Few moments in the history of warfare of the United States have provoked so much anger and controversy as that of the Enola Gay, the B-29 Superfortress bomber that released the initial atomic bomb on Hiroshima. More than a footnote to the ascension of the nuclear era, its tale serves as a metaphor of how one airplane can spark angry arguments concerning war, triumph, and the high human price that goes with each.

The B-29 itself was an air marvel. It could fly at 400 miles per hour and carry a ten-ton payload 2,500 miles; it was much improved from what preceded it. The bomber included pressurized cabins, remotely operated defensive turrets, and high-torque engines.

Its creation cost more than any other weapon project of the era, even more than the Manhattan Project, and while its original engineering issues were rationalized dryly by General Curtis LeMay as being a basket full of bugs, the plane played a pivotal role in the Pacific War.

The Enola Gay was a B-29 named after the commander’s mother, Paul Tibbets, and was one of the B-29s specifically altered under the “Silverplate” program to carry out atomic missions. Its bomb bays were strengthened, engines upgraded, and defensive weapons lightened for the purpose of accommodating greater speed and range. On August 6, 1945, Tibbets and his crew departed Tinian Island and released the “Little Boy” uranium bomb on Hiroshima, then bombed Nagasaki days later. Those missions eventually resulted in Japan’s unconditional surrender and the end of the war.

Neglect over decades had weathered the Enola Gay by the late 1980s, with pilfered parts and wrecked components in long-term storage. Vets’ groups demanded its restoration, and the Smithsonian’s National Air and Space Museum vowed to display it by the war’s 50th anniversary. The museum’s director, Martin Harwit, recognized a chance to do more than merely exhibit the plane; he envisioned an exhibit that would explore the whole historical background of the bomber, both the technical and human cost of the atomic bombings.

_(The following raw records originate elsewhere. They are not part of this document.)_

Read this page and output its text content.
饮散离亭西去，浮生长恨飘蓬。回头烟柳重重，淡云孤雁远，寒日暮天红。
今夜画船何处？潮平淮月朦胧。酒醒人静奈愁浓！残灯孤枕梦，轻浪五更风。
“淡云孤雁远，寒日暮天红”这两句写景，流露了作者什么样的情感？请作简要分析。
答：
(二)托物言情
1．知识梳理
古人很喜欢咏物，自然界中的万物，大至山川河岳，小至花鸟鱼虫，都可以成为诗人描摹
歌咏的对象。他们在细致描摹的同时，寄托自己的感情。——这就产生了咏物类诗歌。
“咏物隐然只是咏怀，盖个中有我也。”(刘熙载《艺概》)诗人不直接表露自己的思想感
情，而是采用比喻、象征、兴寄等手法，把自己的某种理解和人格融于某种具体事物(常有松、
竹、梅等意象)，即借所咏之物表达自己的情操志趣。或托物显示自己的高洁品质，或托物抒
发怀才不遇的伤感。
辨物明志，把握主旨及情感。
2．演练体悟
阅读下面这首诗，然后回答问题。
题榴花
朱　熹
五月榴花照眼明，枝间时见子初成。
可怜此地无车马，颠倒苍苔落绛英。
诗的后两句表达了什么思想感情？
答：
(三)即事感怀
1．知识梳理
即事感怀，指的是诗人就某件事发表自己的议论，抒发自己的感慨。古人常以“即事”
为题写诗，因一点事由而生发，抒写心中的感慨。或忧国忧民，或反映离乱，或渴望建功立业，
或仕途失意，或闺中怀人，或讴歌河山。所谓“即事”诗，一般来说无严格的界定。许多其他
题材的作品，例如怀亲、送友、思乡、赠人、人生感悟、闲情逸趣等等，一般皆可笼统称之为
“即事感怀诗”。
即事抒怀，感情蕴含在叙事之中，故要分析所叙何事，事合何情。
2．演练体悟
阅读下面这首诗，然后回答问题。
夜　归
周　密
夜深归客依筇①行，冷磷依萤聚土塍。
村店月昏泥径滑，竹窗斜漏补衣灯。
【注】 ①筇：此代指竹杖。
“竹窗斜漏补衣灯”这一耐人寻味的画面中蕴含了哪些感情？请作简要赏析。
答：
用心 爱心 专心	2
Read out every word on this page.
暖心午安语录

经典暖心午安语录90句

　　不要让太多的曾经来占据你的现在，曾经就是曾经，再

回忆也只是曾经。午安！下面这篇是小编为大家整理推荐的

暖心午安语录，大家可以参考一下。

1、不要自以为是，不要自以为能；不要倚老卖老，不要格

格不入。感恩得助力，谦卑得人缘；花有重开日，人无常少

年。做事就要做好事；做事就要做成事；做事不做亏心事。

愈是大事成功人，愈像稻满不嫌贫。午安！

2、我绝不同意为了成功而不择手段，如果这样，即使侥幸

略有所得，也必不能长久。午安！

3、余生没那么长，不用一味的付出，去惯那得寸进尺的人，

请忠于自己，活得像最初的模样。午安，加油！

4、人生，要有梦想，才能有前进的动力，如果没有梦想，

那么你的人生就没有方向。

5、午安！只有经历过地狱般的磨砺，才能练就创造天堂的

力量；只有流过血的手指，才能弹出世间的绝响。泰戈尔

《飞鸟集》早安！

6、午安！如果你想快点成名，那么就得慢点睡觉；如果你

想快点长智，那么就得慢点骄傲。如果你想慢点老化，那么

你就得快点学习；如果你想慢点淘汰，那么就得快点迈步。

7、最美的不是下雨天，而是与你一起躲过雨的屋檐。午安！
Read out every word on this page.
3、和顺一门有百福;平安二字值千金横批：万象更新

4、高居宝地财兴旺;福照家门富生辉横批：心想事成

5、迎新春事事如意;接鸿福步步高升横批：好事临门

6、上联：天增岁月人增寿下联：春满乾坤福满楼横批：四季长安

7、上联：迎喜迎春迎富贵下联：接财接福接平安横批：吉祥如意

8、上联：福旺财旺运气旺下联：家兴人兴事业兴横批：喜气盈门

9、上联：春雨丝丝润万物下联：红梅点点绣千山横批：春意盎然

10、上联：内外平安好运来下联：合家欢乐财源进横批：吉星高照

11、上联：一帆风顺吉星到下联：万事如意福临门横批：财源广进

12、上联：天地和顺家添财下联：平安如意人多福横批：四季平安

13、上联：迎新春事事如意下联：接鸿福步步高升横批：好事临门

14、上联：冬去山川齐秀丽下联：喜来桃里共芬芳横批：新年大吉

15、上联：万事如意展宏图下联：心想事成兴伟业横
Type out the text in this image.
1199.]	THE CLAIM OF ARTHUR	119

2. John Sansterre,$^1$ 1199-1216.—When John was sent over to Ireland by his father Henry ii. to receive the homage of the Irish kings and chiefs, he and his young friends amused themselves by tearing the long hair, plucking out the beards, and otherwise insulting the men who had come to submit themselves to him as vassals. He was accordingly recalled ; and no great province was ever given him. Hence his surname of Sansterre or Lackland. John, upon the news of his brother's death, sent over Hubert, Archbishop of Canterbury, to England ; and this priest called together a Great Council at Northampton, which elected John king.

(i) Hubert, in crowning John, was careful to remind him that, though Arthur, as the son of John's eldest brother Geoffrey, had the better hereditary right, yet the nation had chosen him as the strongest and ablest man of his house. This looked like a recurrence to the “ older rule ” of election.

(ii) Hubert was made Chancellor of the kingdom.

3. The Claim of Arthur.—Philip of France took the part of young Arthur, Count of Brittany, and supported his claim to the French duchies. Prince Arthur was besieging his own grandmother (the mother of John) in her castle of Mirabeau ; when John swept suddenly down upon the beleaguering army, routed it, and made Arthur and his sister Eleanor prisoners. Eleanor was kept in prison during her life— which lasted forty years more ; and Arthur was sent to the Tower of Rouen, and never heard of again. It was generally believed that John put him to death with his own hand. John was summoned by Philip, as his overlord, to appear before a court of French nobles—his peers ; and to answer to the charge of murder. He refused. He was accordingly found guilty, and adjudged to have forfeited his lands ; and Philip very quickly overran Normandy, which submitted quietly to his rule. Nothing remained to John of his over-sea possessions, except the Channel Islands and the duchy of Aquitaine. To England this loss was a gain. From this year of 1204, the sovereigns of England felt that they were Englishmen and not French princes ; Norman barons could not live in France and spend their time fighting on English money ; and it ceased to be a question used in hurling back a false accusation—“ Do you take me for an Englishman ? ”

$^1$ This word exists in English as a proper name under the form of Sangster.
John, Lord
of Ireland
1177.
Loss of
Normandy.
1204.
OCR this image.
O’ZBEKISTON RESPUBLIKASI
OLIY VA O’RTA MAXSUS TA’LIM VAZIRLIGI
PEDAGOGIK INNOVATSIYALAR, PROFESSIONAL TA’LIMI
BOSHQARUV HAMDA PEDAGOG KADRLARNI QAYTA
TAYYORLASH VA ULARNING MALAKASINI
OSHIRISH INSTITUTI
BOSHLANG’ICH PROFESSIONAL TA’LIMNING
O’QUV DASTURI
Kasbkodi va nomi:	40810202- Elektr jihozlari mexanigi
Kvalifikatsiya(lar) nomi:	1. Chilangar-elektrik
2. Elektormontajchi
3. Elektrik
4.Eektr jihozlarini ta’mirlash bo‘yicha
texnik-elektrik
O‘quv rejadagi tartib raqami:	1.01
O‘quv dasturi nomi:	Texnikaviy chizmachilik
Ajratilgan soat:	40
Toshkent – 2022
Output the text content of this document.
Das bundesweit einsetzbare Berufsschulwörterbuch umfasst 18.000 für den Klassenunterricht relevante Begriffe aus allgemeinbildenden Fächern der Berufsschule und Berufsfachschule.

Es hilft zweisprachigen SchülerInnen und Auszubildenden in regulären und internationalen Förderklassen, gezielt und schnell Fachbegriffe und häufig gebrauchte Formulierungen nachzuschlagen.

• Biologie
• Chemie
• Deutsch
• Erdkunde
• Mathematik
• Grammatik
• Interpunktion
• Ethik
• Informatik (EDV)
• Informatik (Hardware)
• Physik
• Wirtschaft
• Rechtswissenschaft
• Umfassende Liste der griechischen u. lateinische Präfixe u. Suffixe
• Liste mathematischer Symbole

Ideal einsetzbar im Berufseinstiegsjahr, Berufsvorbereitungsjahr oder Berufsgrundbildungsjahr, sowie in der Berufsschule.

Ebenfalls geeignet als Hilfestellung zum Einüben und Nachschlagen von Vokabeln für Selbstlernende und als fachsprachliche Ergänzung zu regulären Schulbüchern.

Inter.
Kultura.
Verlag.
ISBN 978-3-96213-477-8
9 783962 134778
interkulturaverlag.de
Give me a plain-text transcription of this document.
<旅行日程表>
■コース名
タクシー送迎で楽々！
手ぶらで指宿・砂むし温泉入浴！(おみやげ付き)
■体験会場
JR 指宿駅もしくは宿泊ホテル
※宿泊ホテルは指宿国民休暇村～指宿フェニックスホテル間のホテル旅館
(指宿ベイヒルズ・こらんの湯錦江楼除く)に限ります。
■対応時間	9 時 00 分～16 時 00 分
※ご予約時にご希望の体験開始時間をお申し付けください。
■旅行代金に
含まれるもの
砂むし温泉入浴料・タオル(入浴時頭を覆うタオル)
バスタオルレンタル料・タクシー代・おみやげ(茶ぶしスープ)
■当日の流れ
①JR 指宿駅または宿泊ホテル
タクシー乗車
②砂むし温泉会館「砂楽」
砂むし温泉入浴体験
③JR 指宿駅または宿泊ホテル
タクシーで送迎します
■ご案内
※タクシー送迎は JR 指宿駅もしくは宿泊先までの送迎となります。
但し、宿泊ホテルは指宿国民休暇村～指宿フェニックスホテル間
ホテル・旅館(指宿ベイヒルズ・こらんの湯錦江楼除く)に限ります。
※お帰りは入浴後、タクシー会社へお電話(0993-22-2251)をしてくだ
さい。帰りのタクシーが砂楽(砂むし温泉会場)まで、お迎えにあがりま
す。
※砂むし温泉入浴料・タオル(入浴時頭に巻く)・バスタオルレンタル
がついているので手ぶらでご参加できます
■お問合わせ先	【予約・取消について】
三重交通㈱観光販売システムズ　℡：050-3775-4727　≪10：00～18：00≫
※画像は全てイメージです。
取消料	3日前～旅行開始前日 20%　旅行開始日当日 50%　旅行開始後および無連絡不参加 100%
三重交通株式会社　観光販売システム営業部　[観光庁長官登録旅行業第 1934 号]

The curators’ 500-page proposal was to show a sophisticated story called “Crossroads: The End of World War II, the Atomic Bomb, and the Origins of the Cold War.” It hoped to communicate the sophistication of the Pacific War, the deliberation that led to the Hiroshima mission, the devastation that ensued, and the larger meaning of the postwar world. The display would include the observations of Americans and Japanese alike, blending technical specificity and human drama.

But soon the show was attracting controversy like a magnet. Veterans’ organizations, such as the American Legion and the Air Force Association, were loudly protesting, asserting that the exhibit failed to make full use of the fact that the bombings ended the war, saved hundreds of thousands of American lives, and represented the only rational option. The response stunned the museum administrators. Press coverage heightened tensions, with news stories frequently portraying the show as anti-American and playing selected quotes out of context, and politicians questioned the funding and demanded changes. Under increasing pressure, the Smithsonian continued to revise the show.

Images and objects documenting devastation in Japan were reduced, casualty projections fought, and negative interpretations removed. Finally, Smithsonian Secretary I. Michael Heyman shut down the original, fuller concept. The last project had the nose of the Enola Gay, some wartime headlines, and a short documentary about restoring it.

Heyman said the outcome was “more to the imagination” due to the constraints it had to operate under from outside pressure. Since it opened in June 1995, the exhibit has been as it was originally intended. It was criticized as being too sanitized by a few individuals, but the majority of veterans’ organizations felt that it had been a respectful presentation. Harwit, who was saddened that the complete story could not be told, protested and resigned.

The Enola Gay scandal made a lasting impact on the way museums approach sensitive aspects of war history. Museums were more cautious about revealing stories that could conflict with popular perception, and the aircraft itself was overwhelmed by the bigger issue of remembering history. The plane today stands exhibited in the Smithsonian’s Udvar-Hazy Center with very minimal context, much of its entire history unsaid.

At its heart, the Enola Gay controversy was never really about the plane. It was about whose right it is to control memory about the past—whether museums must celebrate success or grapple with distasteful truths, console or pummel their patrons with the brutal realities of war. That is a query that continues, one that initially led to disagreement.